Simple Dataset generator?

metavoiceio / metavoice-src

Foundational model for human-like, expressive TTS

https://themetavoice.xyz/

Apache License 2.0

3.88k stars 658 forks source link

Simple Dataset generator? #122

Open MethanJess opened 7 months ago

MethanJess commented 7 months ago

Hi, I already know there's Speech Dataset Generator However, it's way too bloated with features and I couldn't get it to work on my system.

So, does anyone have a simple script that splits an audio file into segments, and converts the audio into to the right sample rate, then uses WhisperX large-v3 to transcribe the segments to make "sample_dataset.csv", and "sample_val_dataset.csv"? (and anything else if there's any)?

I tried making my own but I have no idea how to make the validation file thing...

vatsalaggarwal commented 7 months ago

the validation file should have the same format as sample_dataset.csv ... once you generate a whole dataset, and have split it into a large training set and small validation set manually, you can then place respective file ids into the csvs

MethanJess commented 7 months ago

@vatsalaggarwal Really not sure what that means... but I've heard that some contributors of this project (@lucapericlp and @danablend) have their own dataset generator, would it be fine if they could share theirs? (or anyone else?)

Vijayvk9092 commented 6 months ago

Hello hai Dosto Keise ho Sab Log

lucapericlp commented 5 months ago

Hey @MethanJess, sorry for the late reply, I've just followed a similar process as pointed out by @vatsalaggarwal for putting together the datasets but I don't have any special generators of my own. If you're running into any issues in putting together a useful data pipeline, let us know & we'll see if we can help!

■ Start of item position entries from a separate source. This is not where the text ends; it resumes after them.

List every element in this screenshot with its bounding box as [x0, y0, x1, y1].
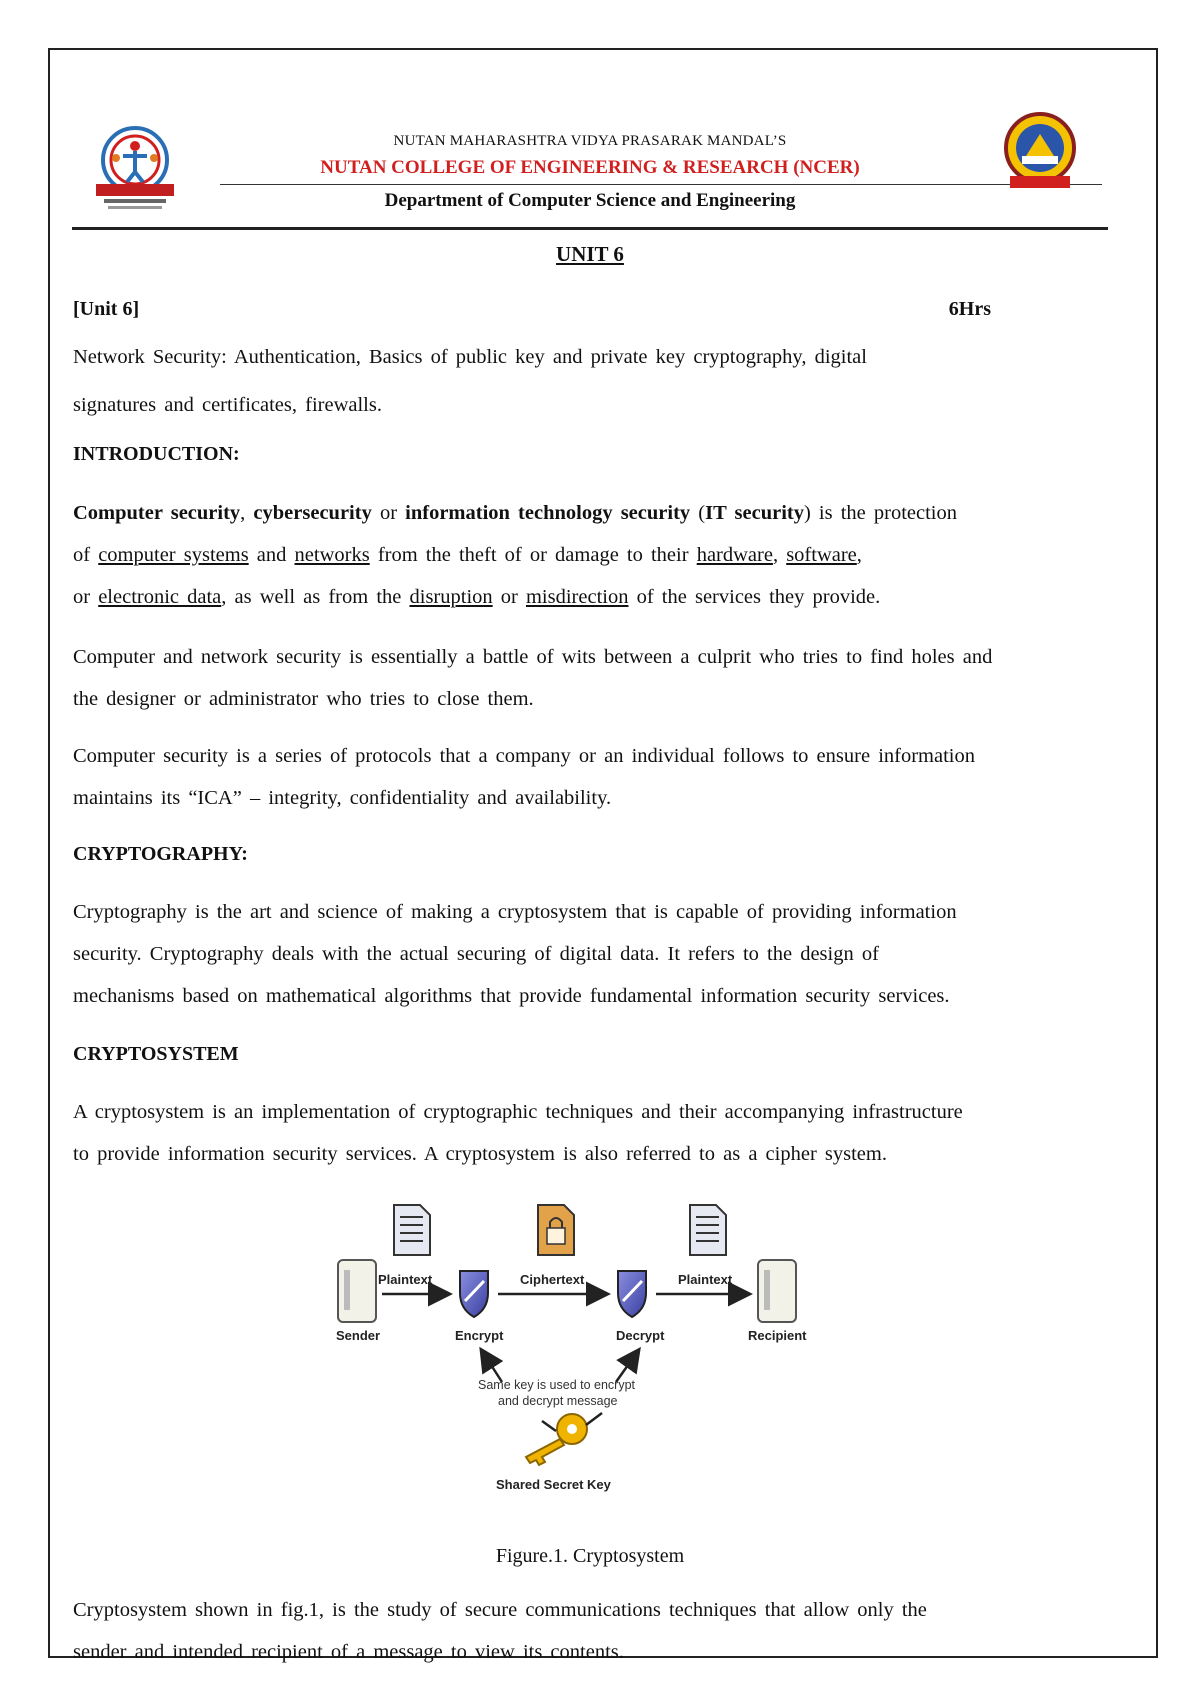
text: ,: [856, 544, 862, 566]
ciphertext-locked-document-icon: [538, 1205, 574, 1255]
text-line: Computer and network security is essentially a battle of wits between a culprit who tries to find holes and: [73, 646, 993, 668]
text-line: Cryptosystem shown in fig.1, is the study of secure communications techniques that allow only the: [73, 1599, 927, 1621]
text: or: [73, 586, 99, 608]
bold-term: Computer security: [73, 502, 241, 524]
text-line: Computer security is a series of protocols that a company or an individual follows to ensure information: [73, 745, 975, 767]
text-line: the designer or administrator who tries to close them.: [73, 688, 534, 710]
text: or: [371, 502, 406, 524]
text-line: A cryptosystem is an implementation of cryptographic techniques and their accompanying infrastructure: [73, 1101, 963, 1123]
figure-caption: Figure.1. Cryptosystem: [495, 1545, 685, 1567]
label-encrypt: Encrypt: [455, 1328, 504, 1343]
intro-paragraph-1: [73, 492, 1098, 618]
text-line: [73, 576, 1098, 618]
unit-label: [Unit 6]: [73, 298, 140, 320]
university-logo-right: [992, 110, 1088, 194]
text: ,: [240, 502, 254, 524]
plaintext-document-icon: [394, 1205, 430, 1255]
unit-row: [73, 298, 991, 321]
link-misdirection[interactable]: misdirection: [525, 586, 629, 608]
heading-cryptography: CRYPTOGRAPHY:: [73, 843, 248, 865]
intro-paragraph-2: [73, 636, 1098, 720]
heading-cryptosystem: CRYPTOSYSTEM: [73, 1043, 239, 1065]
note-line-2: and decrypt message: [498, 1394, 618, 1408]
text-line: mechanisms based on mathematical algorithms that provide fundamental information security services.: [73, 985, 950, 1007]
text-line: sender and intended recipient of a message to view its contents.: [73, 1641, 624, 1663]
label-decrypt: Decrypt: [616, 1328, 665, 1343]
header-rule: [220, 184, 1102, 185]
bold-term: information technology security: [405, 502, 691, 524]
syllabus-line: signatures and certificates, firewalls.: [73, 394, 382, 416]
text-line: Cryptography is the art and science of making a cryptosystem that is capable of providing information: [73, 901, 957, 923]
text: , as well as from the: [221, 586, 410, 608]
label-plaintext-1: Plaintext: [378, 1272, 433, 1287]
text-line: security. Cryptography deals with the actual securing of digital data. It refers to the design of: [73, 943, 879, 965]
encrypt-shield-icon: [460, 1271, 488, 1317]
department-name: Department of Computer Science and Engineering: [384, 190, 796, 211]
decrypt-shield-icon: [618, 1271, 646, 1317]
recipient-computer-icon: [758, 1260, 796, 1322]
link-hardware[interactable]: hardware: [696, 544, 773, 566]
label-shared-key: Shared Secret Key: [496, 1477, 611, 1492]
label-sender: Sender: [336, 1328, 381, 1343]
label-ciphertext: Ciphertext: [520, 1272, 585, 1287]
cryptography-paragraph: [73, 891, 1098, 1017]
link-disruption[interactable]: disruption: [409, 586, 493, 608]
note-line-1: Same key is used to encrypt: [478, 1378, 636, 1392]
syllabus: [73, 336, 1098, 426]
text: of: [73, 544, 99, 566]
text-line: [73, 534, 1098, 576]
syllabus-line: Network Security: Authentication, Basics of public key and private key cryptography, digital: [73, 346, 867, 368]
key-pointer-left: [542, 1421, 556, 1431]
trust-name: NUTAN MAHARASHTRA VIDYA PRASARAK MANDAL’S: [393, 133, 787, 149]
key-pointer-right: [586, 1413, 602, 1425]
text: of the services they provide.: [628, 586, 881, 608]
link-networks[interactable]: networks: [294, 544, 370, 566]
text: (: [690, 502, 706, 524]
label-recipient: Recipient: [748, 1328, 807, 1343]
plaintext-document-icon-2: [690, 1205, 726, 1255]
text: ) is the protection: [803, 502, 957, 524]
closing-paragraph: [73, 1589, 1098, 1673]
label-plaintext-2: Plaintext: [678, 1272, 733, 1287]
link-computer-systems[interactable]: computer systems: [98, 544, 249, 566]
text-line: to provide information security services. A cryptosystem is also referred to as a cipher system.: [73, 1143, 887, 1165]
shared-key-icon: [526, 1413, 602, 1465]
bold-term: cybersecurity: [253, 502, 372, 524]
header-thick-rule: [72, 227, 1108, 230]
text: and: [248, 544, 295, 566]
bold-term: IT security: [705, 502, 804, 524]
letterhead: [70, 110, 1110, 220]
text: from the theft of or damage to their: [369, 544, 697, 566]
link-software[interactable]: software: [786, 544, 857, 566]
college-name: NUTAN COLLEGE OF ENGINEERING & RESEARCH (NCER): [320, 157, 860, 178]
intro-paragraph-3: [73, 735, 1098, 819]
text: or: [492, 586, 526, 608]
link-electronic-data[interactable]: electronic data: [98, 586, 222, 608]
heading-introduction: INTRODUCTION:: [73, 443, 240, 465]
text-line: maintains its “ICA” – integrity, confidentiality and availability.: [73, 787, 612, 809]
sender-computer-icon: [338, 1260, 376, 1322]
text: ,: [772, 544, 787, 566]
text-line: [73, 492, 1098, 534]
cryptosystem-diagram: [320, 1095, 880, 1500]
unit-title: UNIT 6: [556, 242, 624, 266]
unit-hours: 6Hrs: [948, 298, 991, 320]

MethanJess commented 5 months ago

Hey @lucapericlp I found this repository: https://github.com/daswer123/xtts-webui It has a dataset generator that split audio and transcribes it making a transcription of each audio segment, and a validation file. This was made for Coqui, but the format it creates is very similar to the one of MetaVoice, just a little bit of editing and it would work! right?